Beyond HHS, a number of other well-established health attorneys will guide the administration’s response to Covid and efforts to shore up our nation’s healthcare infrastructure.

Amy Chang will serve as a policy adviser to the Biden administration, having previously worked in the Obama administration as a special assistant in the office of the secretary at HHS.

Abbe Gluck will serve as special counsel, coming from Yale Law School.

Yale Law alum Rosa Po joins Gluck as Covid-19 response team deputy chief of staff, having advised domestic and economic agency review during the Biden transition. During the Obama administration, Po served as a policy adviser to the assistant secretary for planning and evaluation at HHS.

Andy Slavitt was appointed senior adviser to the Covid-19 response coordinator.
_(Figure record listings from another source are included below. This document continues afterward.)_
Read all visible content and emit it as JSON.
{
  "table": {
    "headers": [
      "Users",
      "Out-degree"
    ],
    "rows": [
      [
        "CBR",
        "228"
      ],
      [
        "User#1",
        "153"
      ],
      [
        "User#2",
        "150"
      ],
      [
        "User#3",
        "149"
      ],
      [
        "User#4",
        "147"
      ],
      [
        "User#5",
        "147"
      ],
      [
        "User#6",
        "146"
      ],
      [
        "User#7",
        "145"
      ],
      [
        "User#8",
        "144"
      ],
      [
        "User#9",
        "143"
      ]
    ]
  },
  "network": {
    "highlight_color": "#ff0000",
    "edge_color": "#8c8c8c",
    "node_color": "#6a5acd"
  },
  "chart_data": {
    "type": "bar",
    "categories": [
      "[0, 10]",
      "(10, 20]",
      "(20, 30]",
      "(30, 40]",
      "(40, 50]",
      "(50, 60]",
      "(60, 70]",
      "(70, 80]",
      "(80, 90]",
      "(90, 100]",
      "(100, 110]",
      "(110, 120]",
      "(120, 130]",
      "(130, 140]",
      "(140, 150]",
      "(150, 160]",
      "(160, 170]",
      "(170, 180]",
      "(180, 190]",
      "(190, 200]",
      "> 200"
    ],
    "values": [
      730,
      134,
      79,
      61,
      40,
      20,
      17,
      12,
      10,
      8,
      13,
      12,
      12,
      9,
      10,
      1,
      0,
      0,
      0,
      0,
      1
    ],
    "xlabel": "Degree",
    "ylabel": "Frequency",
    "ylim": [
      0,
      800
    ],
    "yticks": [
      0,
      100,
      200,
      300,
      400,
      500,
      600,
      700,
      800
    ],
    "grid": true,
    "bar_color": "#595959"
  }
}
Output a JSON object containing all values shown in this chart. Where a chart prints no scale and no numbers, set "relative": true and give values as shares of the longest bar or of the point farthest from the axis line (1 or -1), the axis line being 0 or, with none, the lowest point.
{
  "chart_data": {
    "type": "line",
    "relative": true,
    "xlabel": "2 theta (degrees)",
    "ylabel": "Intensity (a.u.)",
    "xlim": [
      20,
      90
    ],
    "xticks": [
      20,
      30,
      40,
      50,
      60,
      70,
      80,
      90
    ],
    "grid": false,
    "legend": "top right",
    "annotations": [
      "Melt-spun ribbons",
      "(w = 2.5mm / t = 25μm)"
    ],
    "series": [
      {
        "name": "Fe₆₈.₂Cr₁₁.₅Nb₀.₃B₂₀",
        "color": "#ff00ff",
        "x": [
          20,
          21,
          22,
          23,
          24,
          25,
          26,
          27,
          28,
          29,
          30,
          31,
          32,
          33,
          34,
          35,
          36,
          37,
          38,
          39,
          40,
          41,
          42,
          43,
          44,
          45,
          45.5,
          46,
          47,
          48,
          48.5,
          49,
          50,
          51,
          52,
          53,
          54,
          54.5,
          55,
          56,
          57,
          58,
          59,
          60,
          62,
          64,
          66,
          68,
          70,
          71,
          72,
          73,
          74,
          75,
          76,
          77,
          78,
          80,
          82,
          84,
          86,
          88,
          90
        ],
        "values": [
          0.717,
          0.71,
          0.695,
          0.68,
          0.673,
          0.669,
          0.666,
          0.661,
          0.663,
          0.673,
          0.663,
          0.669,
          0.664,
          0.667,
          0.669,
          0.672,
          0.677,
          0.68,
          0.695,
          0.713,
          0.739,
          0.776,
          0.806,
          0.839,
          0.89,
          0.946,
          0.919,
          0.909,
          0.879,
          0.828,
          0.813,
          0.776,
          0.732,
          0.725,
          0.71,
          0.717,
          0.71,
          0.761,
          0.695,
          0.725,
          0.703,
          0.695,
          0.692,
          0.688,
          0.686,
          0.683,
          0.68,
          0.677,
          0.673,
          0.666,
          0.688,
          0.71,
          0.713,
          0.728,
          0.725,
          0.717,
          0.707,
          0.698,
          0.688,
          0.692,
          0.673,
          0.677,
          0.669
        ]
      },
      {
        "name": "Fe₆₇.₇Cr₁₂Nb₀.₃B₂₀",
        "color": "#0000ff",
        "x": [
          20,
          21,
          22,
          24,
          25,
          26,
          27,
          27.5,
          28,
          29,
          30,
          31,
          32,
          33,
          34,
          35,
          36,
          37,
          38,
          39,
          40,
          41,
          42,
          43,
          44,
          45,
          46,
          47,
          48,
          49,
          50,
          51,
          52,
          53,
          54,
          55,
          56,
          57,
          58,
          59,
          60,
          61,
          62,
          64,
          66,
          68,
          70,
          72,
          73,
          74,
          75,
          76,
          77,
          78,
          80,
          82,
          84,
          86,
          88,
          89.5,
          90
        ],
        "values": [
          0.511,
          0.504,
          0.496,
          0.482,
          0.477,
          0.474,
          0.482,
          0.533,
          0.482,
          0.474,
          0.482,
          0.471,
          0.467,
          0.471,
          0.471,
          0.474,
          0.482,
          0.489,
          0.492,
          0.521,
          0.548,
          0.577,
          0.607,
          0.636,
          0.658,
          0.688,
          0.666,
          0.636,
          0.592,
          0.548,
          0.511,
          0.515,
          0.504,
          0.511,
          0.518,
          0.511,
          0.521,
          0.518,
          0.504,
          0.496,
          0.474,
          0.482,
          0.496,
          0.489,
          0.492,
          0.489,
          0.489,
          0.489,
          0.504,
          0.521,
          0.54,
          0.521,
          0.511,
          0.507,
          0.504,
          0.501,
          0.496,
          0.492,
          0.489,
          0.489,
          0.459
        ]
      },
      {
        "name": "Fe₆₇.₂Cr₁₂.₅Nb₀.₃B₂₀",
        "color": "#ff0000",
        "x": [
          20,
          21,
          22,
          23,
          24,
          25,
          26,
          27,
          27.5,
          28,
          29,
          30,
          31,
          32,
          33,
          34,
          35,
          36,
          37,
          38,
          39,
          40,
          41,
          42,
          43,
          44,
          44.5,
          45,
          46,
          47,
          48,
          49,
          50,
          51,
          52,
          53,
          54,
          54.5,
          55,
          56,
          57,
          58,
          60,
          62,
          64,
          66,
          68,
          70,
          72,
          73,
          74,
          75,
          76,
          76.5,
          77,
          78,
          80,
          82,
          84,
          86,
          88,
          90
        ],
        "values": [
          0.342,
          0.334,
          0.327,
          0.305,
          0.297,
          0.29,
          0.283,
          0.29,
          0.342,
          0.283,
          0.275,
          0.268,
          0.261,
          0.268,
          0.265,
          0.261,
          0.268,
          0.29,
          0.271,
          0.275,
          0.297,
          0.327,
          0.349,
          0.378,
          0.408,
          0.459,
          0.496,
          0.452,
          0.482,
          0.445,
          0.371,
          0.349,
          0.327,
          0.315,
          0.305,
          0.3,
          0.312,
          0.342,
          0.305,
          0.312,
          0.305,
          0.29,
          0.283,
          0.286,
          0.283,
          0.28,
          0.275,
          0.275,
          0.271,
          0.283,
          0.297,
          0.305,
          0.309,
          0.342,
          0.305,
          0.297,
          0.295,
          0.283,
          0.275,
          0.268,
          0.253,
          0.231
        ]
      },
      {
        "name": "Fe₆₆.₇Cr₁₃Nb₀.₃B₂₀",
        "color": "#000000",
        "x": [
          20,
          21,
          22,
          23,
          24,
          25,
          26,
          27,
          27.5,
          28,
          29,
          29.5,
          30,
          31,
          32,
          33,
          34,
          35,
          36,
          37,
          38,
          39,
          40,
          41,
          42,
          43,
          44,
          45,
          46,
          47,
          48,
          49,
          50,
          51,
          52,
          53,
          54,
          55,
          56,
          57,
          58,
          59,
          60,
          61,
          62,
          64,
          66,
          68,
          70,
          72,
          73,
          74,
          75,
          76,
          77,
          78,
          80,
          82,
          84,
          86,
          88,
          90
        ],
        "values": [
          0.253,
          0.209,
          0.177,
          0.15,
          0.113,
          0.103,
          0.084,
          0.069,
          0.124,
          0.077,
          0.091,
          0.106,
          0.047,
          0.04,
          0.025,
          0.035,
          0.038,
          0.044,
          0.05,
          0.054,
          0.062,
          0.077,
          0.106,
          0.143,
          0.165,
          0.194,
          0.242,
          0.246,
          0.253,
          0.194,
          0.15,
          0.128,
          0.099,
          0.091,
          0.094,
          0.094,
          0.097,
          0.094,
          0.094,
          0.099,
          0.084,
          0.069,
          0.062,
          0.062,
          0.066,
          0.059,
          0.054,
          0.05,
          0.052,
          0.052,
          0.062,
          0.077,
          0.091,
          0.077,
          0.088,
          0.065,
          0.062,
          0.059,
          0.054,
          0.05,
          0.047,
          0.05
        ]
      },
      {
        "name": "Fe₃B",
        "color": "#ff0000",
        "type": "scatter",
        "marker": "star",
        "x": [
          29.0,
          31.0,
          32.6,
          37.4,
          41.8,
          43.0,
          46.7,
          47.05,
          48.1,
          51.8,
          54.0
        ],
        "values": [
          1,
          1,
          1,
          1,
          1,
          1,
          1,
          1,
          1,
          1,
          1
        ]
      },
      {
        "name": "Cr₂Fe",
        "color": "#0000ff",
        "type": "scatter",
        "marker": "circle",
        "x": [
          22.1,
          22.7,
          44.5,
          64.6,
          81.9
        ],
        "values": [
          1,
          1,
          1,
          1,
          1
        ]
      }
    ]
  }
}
He served as acting administrator for CMS under President Obama, overseeing Medicaid, Medicare, the Children’s Health Insurance Program, payment reform and the health insurance marketplace, most famously being credited with the turnaround of the troubled healthcare.gov website.

Tackling Once-in-a-Lifetime Challenges

What can we expect from his early days, according to his longtime colleague Anthony Wright?

“Obviously, Becerra’s first priority at the moment is the Covid-19 crisis,” Wright said in a phone interview. “He will have an important role to play in getting us out of this in terms of organizing the healthcare delivery system to be as responsive as possible to this moment to provide health and economic security to families struggling right now.” Further, Wright said Becerra will be of tremendous service as “a gifted communicator in Spanish who will play an important role in ensuring that health equity is an important part of the Covid recovery.”

Once we are through the worst of this pandemic, Wright anticipates Becerra’s next top priority will be “not only implementing but improving ACA.”

Wright said: “Becerra knows what we’ve won but is also acutely aware of the remaining gaps, and we trust he will take big steps toward a universal and more affordable and equitable system.”